Part of the Goth culture is about ritual; they knew what they were about. At the very least, it was intended to be rude and childish.

That said, I wonder how many crucifixes they were wearing while they were in there and if the little Jesuses were spinning like tops?

heehee

Posted by Harriet, Albuquerque, NM on June 13, 2008:

Interesting comments, all. I'm inclined to agree with the assessment that this was a "thrill-seeking" thing, too. Most people (thank goodness) don't go through with this type of stunt, tempting though it may be.

As far as a "purification rite" for the booth, if I remember correctly from my days as an RC (just a stop on the path of the seeker), confession is considered to be a Sacrament of the Church. It would follow, then, that the location set aside for this sacrament would be a sanctified place, above and beyond the sacredness of the entire edifice.

The RC Church (institution) has developed a highly specialized and formalized language for dealing with things sacred. My pagan translation would be along the lines of needing to banish the negative or inappropriate energies that had been raised by the act performed. The couple, whatever their reason, intentionally performed a high-energy action in a place where that energy was not welcome or appropriate. Therefore, that must be undone, and the proper energies restored. A ritual that is aligned to the energy of the space and of its purpose must be performed properly to not only cleanse the area but reconfigure the energy flow to its proper state.

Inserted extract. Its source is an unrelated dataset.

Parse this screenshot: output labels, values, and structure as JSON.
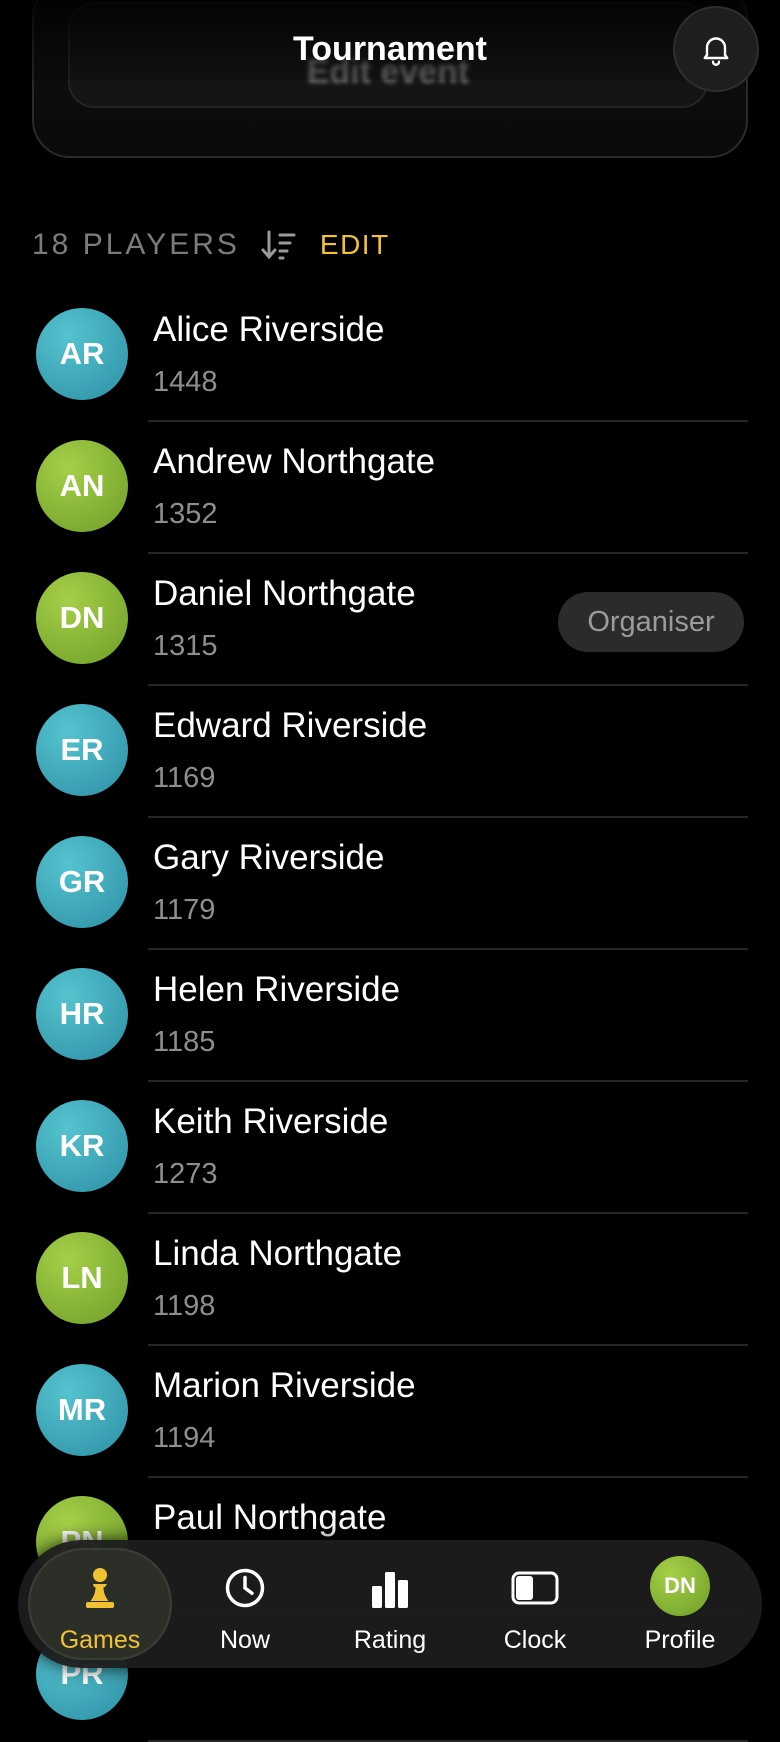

Posted by Trevor, Johannesburg, RSA on June 14, 2008:

I think the problem here is that in the world we live in, nobody has any respect for anyone else. My reaction is the same as 2 Catholics, or lesbians, or Moslems doing it in the confessional, or a synagogue or a Mosque or anywhere else that has a special significance to someone else. Just shows that the world we live in is very immature. People are just not willing to make the necessary sacrifices in order for everyone to get along.

Posted by Rimon, Israel on June 14, 2008:

While the comments and remarks are thought provoking and are meaningful in general, it seems that they do not apply to the specific situation: IMHO, They were caught in an embarrassing situation, and as "This is True" readers know a long time in cases like that, they just found *afterward* a very silly "explanation" for their behavior.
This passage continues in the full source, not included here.